通帳を見た瞬間、「目の前が真っ白になった」
「これ、見間違い…じゃないよね?」
そうつぶやいたのは、都内在住の75歳女性・矢野久子さん(仮名)です。
久子さんは、10年前に夫を亡くして以来、一人暮らし。生活費は年金月13万円と、夫が遺してくれた預貯金でまかなってきました。質素ながらも不自由のない日々を送っていたといいます。
ところが、ある日ふと気になって近所のATMで通帳記帳をしたところ、残高の減り方に違和感を覚えました。
「数ヵ月で何十万円も減っていたんです。たしかに多少の医療費や、孫にお小遣いをあげた記憶はあります。でも、それにしても減りすぎていて…」
最初は自分の記憶違いかと疑いましたが、記帳された明細をよく見ると、一定の金額が定期的に引き出されていることに気づきます。しかも、ATMからの引き出しではなく、「振込」の文字が複数記されていたのです。
久子さんは驚いて息子・智弘さん(仮名/47歳)に電話をしました。すると、智弘さんから返ってきたのは意外な言葉でした。
「お母さん、こないだ話したでしょ? 生活が苦しいから、少し援助してくれるって。あれ、俺の口座に送金してくれたやつだよ」
久子さんには、息子の頼みを受けた記憶はぼんやりとしかありません。「たしかに、電話で“困っている”と聞いたような気もするけど…そんな約束までしたかしら」と首をかしげました。
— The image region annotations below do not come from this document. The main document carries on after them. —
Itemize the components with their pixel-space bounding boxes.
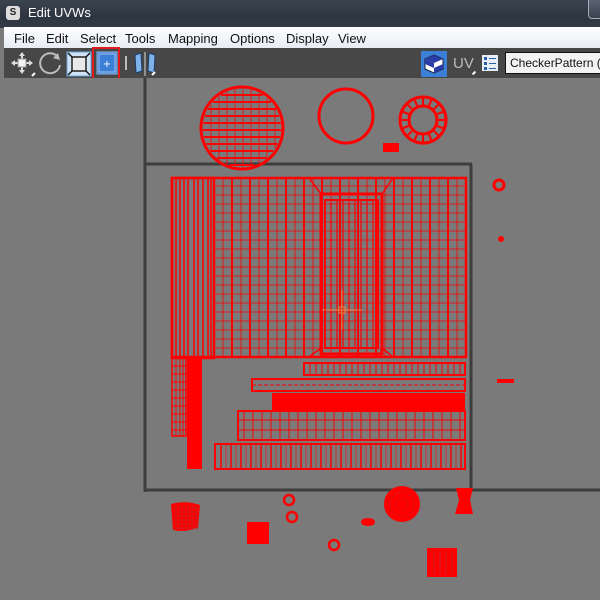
uv-islands (170, 85, 514, 577)
uv-edge (401, 124, 411, 130)
uv-edge (413, 132, 419, 142)
texture-dropdown[interactable]: CheckerPattern ( C (505, 52, 600, 74)
uv-island-lens (361, 518, 375, 526)
uv-edge (427, 132, 433, 142)
uv-island-strip-5 (214, 443, 466, 470)
uv-edge (432, 103, 440, 111)
uv-island-small-ring-right (492, 178, 506, 192)
scale-icon[interactable] (66, 51, 92, 77)
show-map-button[interactable] (421, 51, 447, 77)
uv-island-square (247, 522, 269, 544)
menu-tools[interactable]: Tools (125, 31, 155, 46)
uv-island-disc-large (199, 85, 285, 171)
menu-edit[interactable]: Edit (46, 31, 68, 46)
uv-island-ring-c (327, 538, 341, 552)
rotate-icon[interactable] (38, 51, 64, 77)
uv-edge (432, 129, 440, 137)
uv-island-grille (427, 548, 457, 577)
checker-map-icon (424, 54, 444, 74)
uv-island-dot (498, 236, 504, 242)
uv-edge (401, 110, 411, 116)
menu-select[interactable]: Select (80, 31, 116, 46)
uv-island-strip-4 (237, 410, 466, 441)
uv-island-small-rect (383, 143, 399, 152)
uv-island-left-column (171, 357, 202, 469)
title-bar: S Edit UVWs (0, 0, 600, 28)
list-options-icon[interactable] (482, 55, 498, 71)
window-title: Edit UVWs (28, 5, 91, 20)
menu-mapping[interactable]: Mapping (168, 31, 218, 46)
uv-island-strip-3 (272, 393, 465, 410)
uv-edge (427, 98, 433, 108)
uv-island-strip-1 (303, 362, 466, 376)
menu-view[interactable]: View (338, 31, 366, 46)
uv-edge (413, 98, 419, 108)
menu-bar: File Edit Select Tools Mapping Options D… (4, 27, 600, 49)
mirror-icon[interactable] (133, 51, 157, 77)
menu-options[interactable]: Options (230, 31, 275, 46)
app-icon[interactable]: S (6, 6, 20, 20)
uv-island-ring-a (282, 493, 296, 507)
menu-display[interactable]: Display (286, 31, 329, 46)
uv-island-strip-2 (251, 378, 466, 392)
uv-space-label[interactable]: UV (453, 55, 474, 72)
move-icon[interactable] (10, 51, 36, 77)
uv-island-ring (317, 87, 375, 145)
uv-viewport[interactable] (0, 78, 600, 600)
uv-island-barrel (171, 502, 200, 531)
toolbar-separator (125, 56, 127, 70)
transform-gizmo (322, 290, 362, 330)
uv-island-dome (384, 486, 420, 522)
uv-island-bar (497, 379, 514, 383)
uv-edge (435, 124, 445, 130)
menu-file[interactable]: File (14, 31, 35, 46)
svg-text:+: + (103, 59, 111, 70)
uv-edge (406, 129, 414, 137)
uv-edge (435, 110, 445, 116)
freeform-icon[interactable]: + (96, 51, 118, 75)
uv-island-torus (398, 95, 448, 145)
minimize-button[interactable] (588, 0, 600, 19)
uv-island-ring-b (285, 510, 299, 524)
uv-island-main-block (170, 176, 468, 360)
uv-island-hourglass (455, 488, 473, 514)
uv-edge (406, 103, 414, 111)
久子さんは、軽い認知機能の低下を指摘されたこともあり、「自分が忘れているだけかも」と自信を持てずにいました。
高齢者が家族に金銭を援助すること自体はよくある話です。ただし、本人が状況をきちんと把握しておらず、繰り返し引き出しが続いている場合、それは「家族間の経済的搾取」に該当する可能性もあります。
特に問題視されているのが、「親の預金を使い込む」ケース。家庭内の話として表に出にくく、警察や行政に相談されないまま放置されることも多いです。
認知症などの兆候がある場合は、なおさら本人の同意の有無があいまいになりやすく、トラブルの火種になりがちです。
任意後見制度や家族信託などの活用も
こうしたリスクを防ぐためには、事前の「お金の管理体制づくり」が重要です。
たとえば、認知症などに備えて活用できるのが「任意後見制度」。元気なうちに信頼できる人を後見人として指定し、財産管理の範囲や方法を決めておく制度です。
また、「家族信託」も注目されています。これは、信頼する家族に財産の管理・処分を託す仕組みで、契約内容に応じて資金の用途や時期を細かくコントロールできます。
ただし、どちらも手続きが必要で、費用や条件もあります。地域の包括支援センターや弁護士などの専門家に早めに相談することが大切です。
久子さんは、通帳の明細をもとに智弘さんと話し合い、今後の送金は一度立ち止まって考えることにしました。
「息子を責めたいわけじゃないんです。ただ、知らないうちにどんどんお金が出ていくのは、本当に怖い。自分の老後なのに、自分でコントロールできていないようで…」
老後資金は、一度崩れはじめると立て直すのが難しいものです。特に年金収入だけに頼る生活では、予想外の出費が命取りになります。
通帳をこまめに確認する習慣はもちろんのこと、家族間でも「言った」「言っていない」の誤解を避けるため、メモを残す・同席者を立てるなどの工夫が求められます。